Introduction

The world has experienced considerable growth of urban areas in recent decades, with approximately 54% of the world population living in cities.1 While this development provides some benefits, such as better health care, education and social services, unplanned, uncontrolled and rapid urbanization has also been associated with environmental degradation, land changes, as well as loss of green areas.2 There is increasing evidence that exposure to greenness may improve human health. A recent review suggested that exposure to green spaces can substantially improve physical and mental health and wellbeing, and reduce the risk of adverse birth outcomes.3 Moreover, green spaces may reduce the adverse effects of environmental exposures to air pollution, noise, extreme temperatures, and loss of biodiversity, while providing benefits for citizens and producing economic value by increasing the quality of landscapes.4 At the same time, there has been an increase in the incidence of chronic inflammatory diseases, including allergy,5 which cannot be explained by genetic reasons.
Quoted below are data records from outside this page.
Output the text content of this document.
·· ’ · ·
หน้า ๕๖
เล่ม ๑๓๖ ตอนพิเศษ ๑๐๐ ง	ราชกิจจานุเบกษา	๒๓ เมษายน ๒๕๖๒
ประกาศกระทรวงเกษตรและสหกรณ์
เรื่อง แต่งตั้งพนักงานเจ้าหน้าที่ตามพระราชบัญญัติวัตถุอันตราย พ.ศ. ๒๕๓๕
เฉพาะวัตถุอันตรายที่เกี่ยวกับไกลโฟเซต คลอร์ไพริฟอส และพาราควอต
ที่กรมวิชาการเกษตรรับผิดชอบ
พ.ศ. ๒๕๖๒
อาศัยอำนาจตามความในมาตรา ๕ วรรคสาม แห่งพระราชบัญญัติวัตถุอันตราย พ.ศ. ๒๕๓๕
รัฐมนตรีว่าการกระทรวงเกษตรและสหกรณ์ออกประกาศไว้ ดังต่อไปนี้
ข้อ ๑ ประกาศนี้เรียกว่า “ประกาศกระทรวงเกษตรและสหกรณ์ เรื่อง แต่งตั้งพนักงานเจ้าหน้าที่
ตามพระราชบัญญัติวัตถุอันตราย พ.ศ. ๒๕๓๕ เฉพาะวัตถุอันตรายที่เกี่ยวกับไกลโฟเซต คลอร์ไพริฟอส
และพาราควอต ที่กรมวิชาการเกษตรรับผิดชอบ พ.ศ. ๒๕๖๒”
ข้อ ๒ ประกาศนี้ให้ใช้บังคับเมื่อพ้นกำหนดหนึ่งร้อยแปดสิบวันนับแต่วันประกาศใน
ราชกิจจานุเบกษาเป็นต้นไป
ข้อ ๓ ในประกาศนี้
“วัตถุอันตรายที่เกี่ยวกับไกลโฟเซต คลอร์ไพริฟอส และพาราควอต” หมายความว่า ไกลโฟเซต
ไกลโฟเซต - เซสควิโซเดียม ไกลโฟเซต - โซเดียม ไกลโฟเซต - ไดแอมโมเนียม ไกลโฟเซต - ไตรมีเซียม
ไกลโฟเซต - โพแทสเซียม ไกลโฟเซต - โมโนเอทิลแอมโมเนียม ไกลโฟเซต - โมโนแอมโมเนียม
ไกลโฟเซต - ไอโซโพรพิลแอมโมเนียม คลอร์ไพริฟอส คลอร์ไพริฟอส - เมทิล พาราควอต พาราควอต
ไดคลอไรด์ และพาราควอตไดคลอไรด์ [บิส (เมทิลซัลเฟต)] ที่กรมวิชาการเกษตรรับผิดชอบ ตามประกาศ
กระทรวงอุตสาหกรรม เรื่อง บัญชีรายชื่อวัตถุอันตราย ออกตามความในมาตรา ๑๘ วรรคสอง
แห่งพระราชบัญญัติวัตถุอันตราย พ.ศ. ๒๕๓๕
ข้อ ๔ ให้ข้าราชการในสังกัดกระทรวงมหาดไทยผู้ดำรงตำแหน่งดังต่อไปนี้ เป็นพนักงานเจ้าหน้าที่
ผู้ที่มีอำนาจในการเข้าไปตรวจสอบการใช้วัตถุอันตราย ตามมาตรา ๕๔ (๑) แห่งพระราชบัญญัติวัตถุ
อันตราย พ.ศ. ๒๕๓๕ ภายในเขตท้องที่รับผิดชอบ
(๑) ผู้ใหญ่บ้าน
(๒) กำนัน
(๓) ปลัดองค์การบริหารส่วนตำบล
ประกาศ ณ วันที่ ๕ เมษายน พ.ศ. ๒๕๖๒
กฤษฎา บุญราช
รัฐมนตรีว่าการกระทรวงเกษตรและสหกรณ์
Epidemiological studies on the association between urban green spaces and development of allergic diseases have reported inconsistent results.6,7 This heterogeneity of results may be related to different definitions of green spaces (i.e., exposure), seasonal qualitative and quantitative variation in greenness, features, proximity and accessibility of green spaces, timing and duration of exposure, exposure to other environmental factors, such as air pollution, as well as differences in the study design and outcome definitions used.6 Several studies have reported pregnancy and early-life being important critical time periods of exposure.8,9 A recent review suggested that a variety of environmental factors acting on the mother during pregnancy may have long-term effects on the immune system of their children, which will affect their susceptibility to develop inflammatory diseases, including allergic diseases.8 Garcia-Serna et al.9 also emphasized the first two years of life as the critical time period for the development of immune system, reporting that both prenatal and postnatal environmental factors can induce an unbalanced Th1/Th2 response, thus increasing the risk of inflammatory diseases later in life. Furthermore, exposure to ambient air pollutants during pregnancy and early-life have been reported to increase the risk for development of asthma and allergic diseases10,11, but green spaces may mitigate such effects.12,13 However, potential association between exposure to green spaces during pregnancy and early-life and occurrence of allergic diseases has been explored less.14Furthermore, greenness has spatio-temporal variation, which depends on the climatic conditions. The season of exposure is particularly important due to increased pollen exposure in green spaces in certain seasons, as increased pollen has been associated with an increased specific IgE sensitisation and allergic responses, which have been shown to play a role in the development of allergic diseases.15
We hypothesised that prenatal and early-life exposure to residential green spaces reduce the risk of allergic rhinitis in childhood and young adulthood. We tested this hypothesis in the longitudinal Espoo Cohort Study by estimating the associations between exposure to green spaces during pregnancy and early-life, in both spring and summer seasons, and development of allergic rhinitis up to 27 years of age. We also elaborated the role of exposure to air pollution as a modifier for the studied associations.